The Namibia Revenue Agency conducted its first TRS at the Walvis Bay Port in 2023, with the support of the WCO Secretariat and with the participation of various government bodies, as well as representatives from the Walvis Bay Port Users Association. The project was designed to build the capacities of all participants, and the Agency is now confident in its ability to conduct TRS with minimal technical assistance at various border posts and at regular intervals to allow for continuous performance measurement.

The Eswatini and South African Revenue Services decided to conduct a joint TRS at the border post connecting the towns of Oshoek in South Africa and Ngwenya in Eswatini. Here as well, these Services were able to build their in-house capacities with the support of the WCO and subsequently decided not only to conduct a joint TRS regularly but also to expand it to other ports of entry.

The fifth article is by Beijing Re-code Trade Security and Facilitation Research Centre, an independent not-for-profit research institute that has been evaluating trade facilitation progress made in China since 2016. It presents the methodology of this annual evaluation and the changes observed from 2019 to 2024, as well as the four measures which have been identified as having had a major impact on China’s trade facilitation performance.

Next comes an article introducing the WCO Customs Integrity Perception Survey (CIPS) and its implementation in El Salvador and Mozambique. The Survey makes it possible to check how a Customs administration is perceived in the areas of promoting integrity and combating corruption by its own staff and by individuals who engage with them. Thus, the CIPS is an instrument that can help improve the capacity of Customs administrations to measure their performance in these areas.

The CIPS is one of the many WCO instruments that Customs administrations can use to assess performance in the area of integrity. As I noted previously, the WCO has developed many diagnostic tools, enabling Customs administrations to determine where they stand with respect to the adoption of WCO standards and recommended practices. The qualitative diagnostics undertaken as early as 2005 based on the WCO’s Customs Capacity Building Diagnostic Framework included over 90 questions in the area of good governance and integrity. Moreover, in 2010, working jointly with the World Bank, the WCO assisted Cameroon Customs to introduce a system of performance contracts for appraising its staff, using statistical data, together with various indicators. Findings from this exercise were incorporated in a new guidance tool for WCO Members: the Why and How of Performance Measurement Contracts. Lastly, the WCO’s Integrity Development Guide (IDG), revised in 2014, expands on the Diagnostic Framework and includes a self-assessment tool comprising over 245 questions aimed at assessing the current integrity situation in a Customs administration.

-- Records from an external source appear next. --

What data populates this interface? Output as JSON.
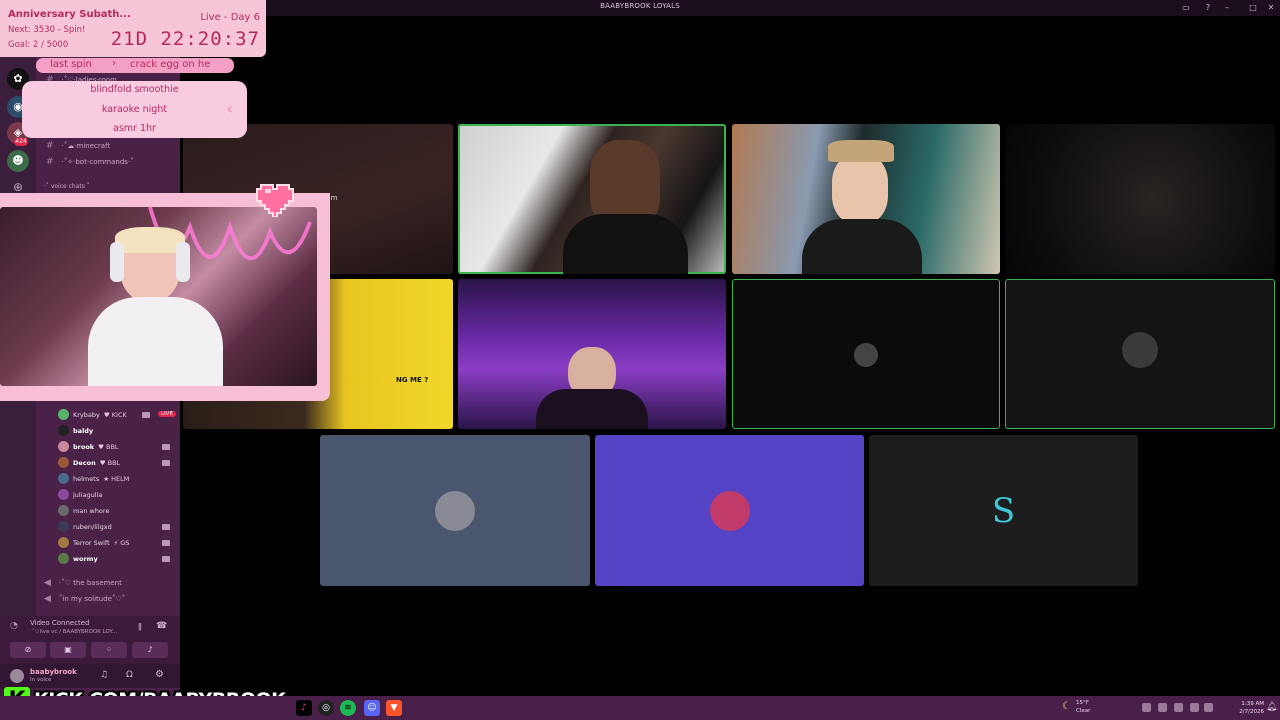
{
  "window": {
    "title": "BAABYBROOK LOYALS"
  },
  "overlay": {
    "event_title": "Anniversary Subath...",
    "next": "Next: 3530 - Spin!",
    "goal": "Goal: 2 / 5000",
    "day": "Live - Day 6",
    "countdown": "21D 22:20:37",
    "last_spin_label": "last spin",
    "last_spin_value": "crack egg on he",
    "spin_options": [
      "blindfold smoothie",
      "karaoke night",
      "asmr 1hr"
    ]
  },
  "sidebar": {
    "rail_badge": "424",
    "channels": [
      {
        "name": "·˚♡·ladies-room"
      },
      {
        "name": "·˚☁·minecraft"
      },
      {
        "name": "·˚✧·bot-commands·˚"
      }
    ],
    "category": "·˚ voice chats ˚",
    "live_channel_fragment": "eam",
    "members": [
      {
        "name": "Krybaby",
        "tag": "♥ KICK",
        "live": "LIVE",
        "bold": false
      },
      {
        "name": "baldy",
        "tag": "",
        "bold": true
      },
      {
        "name": "brook",
        "tag": "♥ BBL",
        "bold": true
      },
      {
        "name": "Decon",
        "tag": "♥ BBL",
        "bold": true
      },
      {
        "name": "helmets",
        "tag": "★ HELM",
        "bold": false
      },
      {
        "name": "juliagulla",
        "tag": "",
        "bold": false
      },
      {
        "name": "man whore",
        "tag": "",
        "bold": false
      },
      {
        "name": "ruben/lilgxd",
        "tag": "",
        "bold": false
      },
      {
        "name": "Terror Swift",
        "tag": "⚡ GS",
        "bold": false
      },
      {
        "name": "wormy",
        "tag": "",
        "bold": true
      }
    ],
    "voice_channels": [
      {
        "name": "·˚♡ the basement"
      },
      {
        "name": "˚in my solitude˚♡˚"
      }
    ],
    "voice_status": "Video Connected",
    "voice_channel_path": "˚♡live vc / BAABYBROOK LOY...",
    "user": {
      "name": "baabybrook",
      "status": "In voice"
    }
  },
  "tiles": {
    "video_label": "Stream"
  },
  "brand": {
    "kick_letter": "K",
    "kick_url": "KICK.COM/BAABYBROOK"
  },
  "taskbar": {
    "weather_temp": "15°F",
    "weather_cond": "Clear",
    "time": "1:39 AM",
    "date": "2/7/2026"
  },
  "colors": {
    "speaking_outline": "#3bb34e",
    "overlay_pink": "#f6c6d8",
    "overlay_text": "#b42a5f",
    "kick_green": "#53fc18",
    "blurple_tile": "#5543c6",
    "slate_tile": "#4a556e"
  }
}
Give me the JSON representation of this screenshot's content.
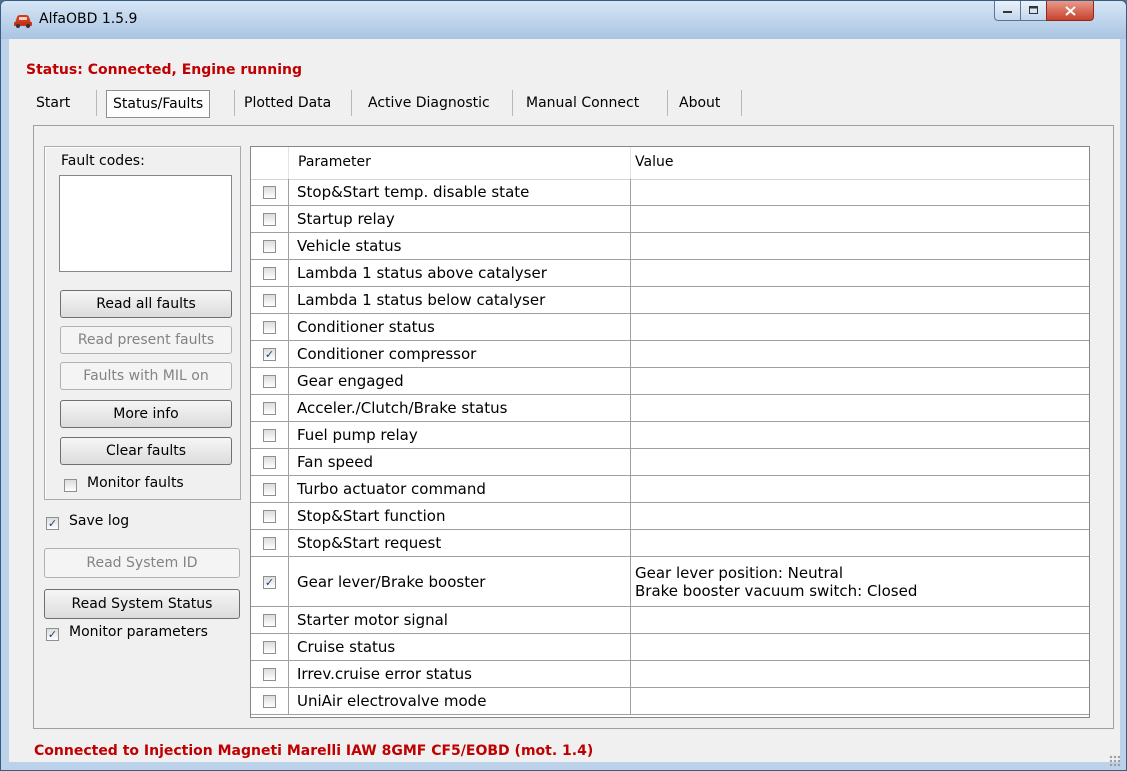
{
  "window": {
    "title": "AlfaOBD 1.5.9"
  },
  "status_top": "Status: Connected, Engine running",
  "tabs": [
    {
      "label": "Start"
    },
    {
      "label": "Status/Faults",
      "active": true
    },
    {
      "label": "Plotted Data"
    },
    {
      "label": "Active Diagnostic"
    },
    {
      "label": "Manual Connect"
    },
    {
      "label": "About"
    }
  ],
  "faults": {
    "label": "Fault codes:",
    "buttons": {
      "read_all": "Read all faults",
      "read_present": "Read present faults",
      "faults_mil": "Faults with MIL on",
      "more_info": "More info",
      "clear": "Clear faults"
    },
    "monitor_faults": {
      "label": "Monitor faults",
      "checked": false
    }
  },
  "save_log": {
    "label": "Save log",
    "checked": true
  },
  "read_system_id": "Read System ID",
  "read_system_status": "Read System Status",
  "monitor_parameters": {
    "label": "Monitor parameters",
    "checked": true
  },
  "grid": {
    "columns": {
      "parameter": "Parameter",
      "value": "Value"
    },
    "rows": [
      {
        "parameter": "Stop&Start temp. disable state",
        "checked": false,
        "value": []
      },
      {
        "parameter": "Startup relay",
        "checked": false,
        "value": []
      },
      {
        "parameter": "Vehicle status",
        "checked": false,
        "value": []
      },
      {
        "parameter": "Lambda 1 status above catalyser",
        "checked": false,
        "value": []
      },
      {
        "parameter": "Lambda 1 status below catalyser",
        "checked": false,
        "value": []
      },
      {
        "parameter": "Conditioner status",
        "checked": false,
        "value": []
      },
      {
        "parameter": "Conditioner compressor",
        "checked": true,
        "value": []
      },
      {
        "parameter": "Gear engaged",
        "checked": false,
        "value": []
      },
      {
        "parameter": "Acceler./Clutch/Brake status",
        "checked": false,
        "value": []
      },
      {
        "parameter": "Fuel pump relay",
        "checked": false,
        "value": []
      },
      {
        "parameter": "Fan speed",
        "checked": false,
        "value": []
      },
      {
        "parameter": "Turbo actuator command",
        "checked": false,
        "value": []
      },
      {
        "parameter": "Stop&Start function",
        "checked": false,
        "value": []
      },
      {
        "parameter": "Stop&Start request",
        "checked": false,
        "value": []
      },
      {
        "parameter": "Gear lever/Brake booster",
        "checked": true,
        "value": [
          "Gear lever position: Neutral",
          "Brake booster vacuum switch: Closed"
        ]
      },
      {
        "parameter": "Starter motor signal",
        "checked": false,
        "value": []
      },
      {
        "parameter": "Cruise status",
        "checked": false,
        "value": []
      },
      {
        "parameter": "Irrev.cruise error status",
        "checked": false,
        "value": []
      },
      {
        "parameter": "UniAir electrovalve mode",
        "checked": false,
        "value": []
      }
    ]
  },
  "status_bottom": "Connected to Injection Magneti Marelli IAW 8GMF CF5/EOBD (mot. 1.4)",
  "colors": {
    "status_red": "#c00000",
    "window_frame": "#bcd2ea"
  }
}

The following article is by United States Customs and Border Protection. It explains the main types of oversight conducted on the Customs-Trade Partnership Against Terrorism (CTPAT), the United States’ Authorized Economic Operator (AEO) programme. It highlights how crucial accountability by diverse and independent parties is to the success of AEO programmes. Audits, surveys and assessments make it possible to discover opportunities to improve on deficiencies or gaps that AEO managers may not otherwise have been able to identify themselves.

Finally, the Dossier offers a snapshot of a forthcoming academic that examines and proposes an explanation for the levels of utilization of preferential tariffs by importers in the European Union. It reminds us that assessing how trade policy instruments are used by economic operators is essential to ensure we respond to their needs, and that consulting and cooperating with researchers can be of great value.

In closing, I would like to end by conveying my sincere thanks to all those who have contributed to this edition of our magazine. They demonstrate the dynamism within the world of Customs and how committed Customs and their stakeholders are to improving for the betterment and security of international trade.